去年同様、今年もマネージャー希望の一年が多数仮入部に来ては、レギュラーと接点も持てず雑用ばかりで期待外れだと文句を言う。彼女らの部への定着に精を出し、苗字は、早々に音を上げて辞めようとする一年ひとりひとりと時間をかけて話していた。放課後の練習終わりや昼休みの時間を使って熱心に説得する姿を何度見たか。
それでも、大半の一年は辞めていった。

何人目かの退部者の背を見つめる苗字に、もう放っておけと、「残りたい奴だけ残ればいい」と俺は言ったことがある。諦めの悪い彼女にそう言ってやることが、彼女の選択肢を一つ増やしてやれる方法ではないかと考えたからだ。

「そう……でもさ、跡部」

俺を見据える瞳に徒労感は滲んでいない。それどころか、揺るぎない強さをたたえて澄んでいた。

「今の部員数でこれからも部活を続けていくなら、一年のマネージャーは少なくとも五人くらい続けてもらわなきゃいけないと思う。今は部が回っていて、私達の代はそれでよくても、一年生の代で困るんじゃないかな。……みんなには、出来るだけテニスの練習に集中してもらいたいしさ」

彼女の想いを聞くのは初めてだった。こいつは何かを雄弁に語る奴ではない。不器用で、自信のない奴なのだ。
だが、言葉で表さずとも苗字は行動で示してくれていた。今のテニス部からこの先のテニス部へ、自分の持ち場を後輩のマネージャーへと繋ぐために、春が来る前から準備をしていたことを俺は見てきたはずだ。男子部員に自分の仕事をさせることがないよう、常に先回りして動いていたのを、俺は知っていたはずだ。

見誤ったのは俺の方、ということか。

「……悪かった」
「え? ちが、ごめんなんか私熱くなって……偉そうなこと言った」
「いや。お前は正しい」

俺が言ったことは忘れろと言って、ほとんど無意識に苗字の頭に手を伸ばした。撫でやすい身長差だ、と馬鹿なことを考える。
その髪に触れ、柔く撫でた。
すると苗字はくすぐったそうに笑う。その顔を見ていると無性に胸がつまるような、だが不快ではない感覚を覚える。やはり不思議に思いながら二度、三度と撫でてみた。

「なに跡部、どうしたの」

おかしそうに問いかけてくる苗字。
俺は何と返事をしていいか分からず、しかし無言のままでは負けたようで悔しい。こいつの髪をぐしゃぐしゃに撫で付けてやれば少しは腹いせになるだろうか。
……だが、ころころと笑う苗字を見ているのは悪くなく、今を崩してしまうのは勿体ないと思ってしまった。

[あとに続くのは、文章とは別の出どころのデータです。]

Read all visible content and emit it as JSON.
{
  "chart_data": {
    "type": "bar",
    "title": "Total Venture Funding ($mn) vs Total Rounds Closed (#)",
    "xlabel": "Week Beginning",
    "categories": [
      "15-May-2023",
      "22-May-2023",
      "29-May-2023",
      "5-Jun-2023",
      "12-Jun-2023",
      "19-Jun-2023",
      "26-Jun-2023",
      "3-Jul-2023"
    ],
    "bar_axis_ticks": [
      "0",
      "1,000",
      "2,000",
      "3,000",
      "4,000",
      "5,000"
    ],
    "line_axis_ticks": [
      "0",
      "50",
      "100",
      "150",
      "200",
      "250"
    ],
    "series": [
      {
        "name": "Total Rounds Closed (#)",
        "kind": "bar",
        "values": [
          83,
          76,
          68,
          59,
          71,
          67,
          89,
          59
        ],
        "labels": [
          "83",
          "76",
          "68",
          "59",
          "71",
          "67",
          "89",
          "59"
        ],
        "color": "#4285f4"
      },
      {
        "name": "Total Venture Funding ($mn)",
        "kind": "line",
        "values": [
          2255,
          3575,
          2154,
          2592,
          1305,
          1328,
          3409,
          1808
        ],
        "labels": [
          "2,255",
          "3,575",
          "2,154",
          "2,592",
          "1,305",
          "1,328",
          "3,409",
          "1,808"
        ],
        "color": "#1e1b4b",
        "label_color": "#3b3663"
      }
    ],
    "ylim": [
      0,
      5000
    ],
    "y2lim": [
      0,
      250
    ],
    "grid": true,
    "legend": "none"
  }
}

ーー結果として、何人かの一年女子が退部届けを取り下げ、そして正式に入部届を提出し今も在籍している。
苗字は彼女らとよくコミュニケーションをとり、後輩育成に勤しんでいる最中だ。楽しそうで何よりだが、ひと区切りついたところでマネージャーの体制を変える。……変える前に、苗字には話しておこうと思っている。

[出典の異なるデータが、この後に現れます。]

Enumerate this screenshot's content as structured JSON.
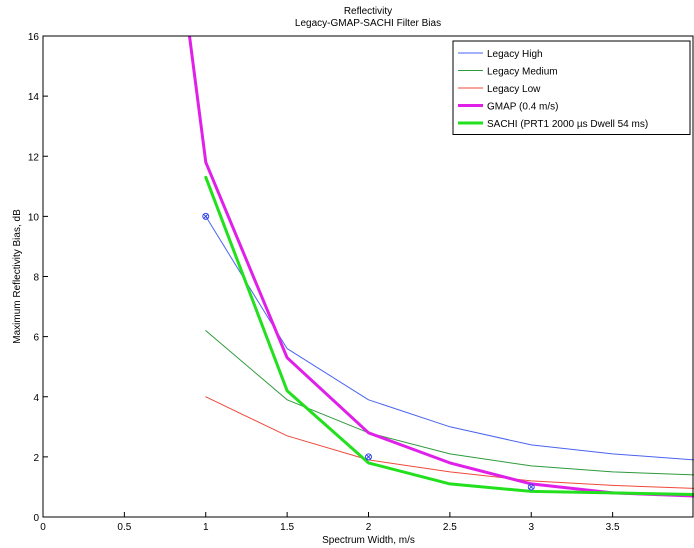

他にも話したいことがいくつかあるが、部活中のあいつは基本的にあちこち動き回っているか、そうでなければ一年と話している。部活後まで熱心に教えてやっている様を見れば声をかけるのも躊躇われた。かと言って、学内ではクラスが別、階も違う。移動教室ですれ違うことも少なく、去年と比べて話をする機会は明らかに減っていた。
クラスが離れただけでこうも違うのか。

たった一年、然れど一年、当たり前に傍にいた女の不在を俺はひしひしと感じ、そして同じだけ、この時ばかりは自分自身を鬱陶しく思った。あいつが俺の視界にいない。だから何だ。少しばかり部の業務連絡に時間がかかるだけだろう。部活以外の話題は緊急性が低いどころか、必要不可欠な連絡でもない。こんな風にうだうだと考える理由など無い。……俺らしくねえ。

授業が終わり、携帯電話を取り出す。今日こそはあいつを捕まえて話をしようと、メッセージを打ち込んだ。

「跡部」

そんな折に突然真横から彼女の声が聞こえ、不覚にも俺は驚いてしまった。
出来るだけ顔に出さないようそちらへ向くと、音楽の教科書を手にした苗字が俺を見下ろしている。

「……なんだ」
「ちょっとお願いがありまして……あとで少しいいかな」
「今は言えないことか?」
「そんなことはないけど、誰かにメール? するんじゃないの?」

お先にどうぞ、と手振りも合わせて奨めてくるが、用があったのはお前だ。……とは言わず、手間が省けて無用になった携帯電話を机に伏せる。

「いや、いい。何だ」

先を促すと、苗字は少し眉をさげてみせた。

「中間考査前に少しだけ数学見てくれないかな。部活のあととかお昼とか、……でも無理にってわけじゃなくて、もしよければなんだけど」

萎んでいく声。部活外のこととなると、遠慮がちな奴だ。
だが、何故俺に言う。苗字のクラスには忍足がいる。忍足も学年トップクラスの成績で、チームメイトとしての苗字と忍足の関係は悪くない。教わるには十分足る相手が近くにいながらどうして俺のところへ来るんだ。
疑問が浮かぶ。しかし直接彼女に聞くのは躊躇われた。

「仕方ねえな」

考えながらも言葉は滑るように口から出る。俺の返事を聞いて、ありがとうと嬉しそうな顔で笑う苗字。
その表情をもたらしたのが俺だと思うと、もう胸がつまるどころではなかった。痛みすら覚えるほどに、軋んだ。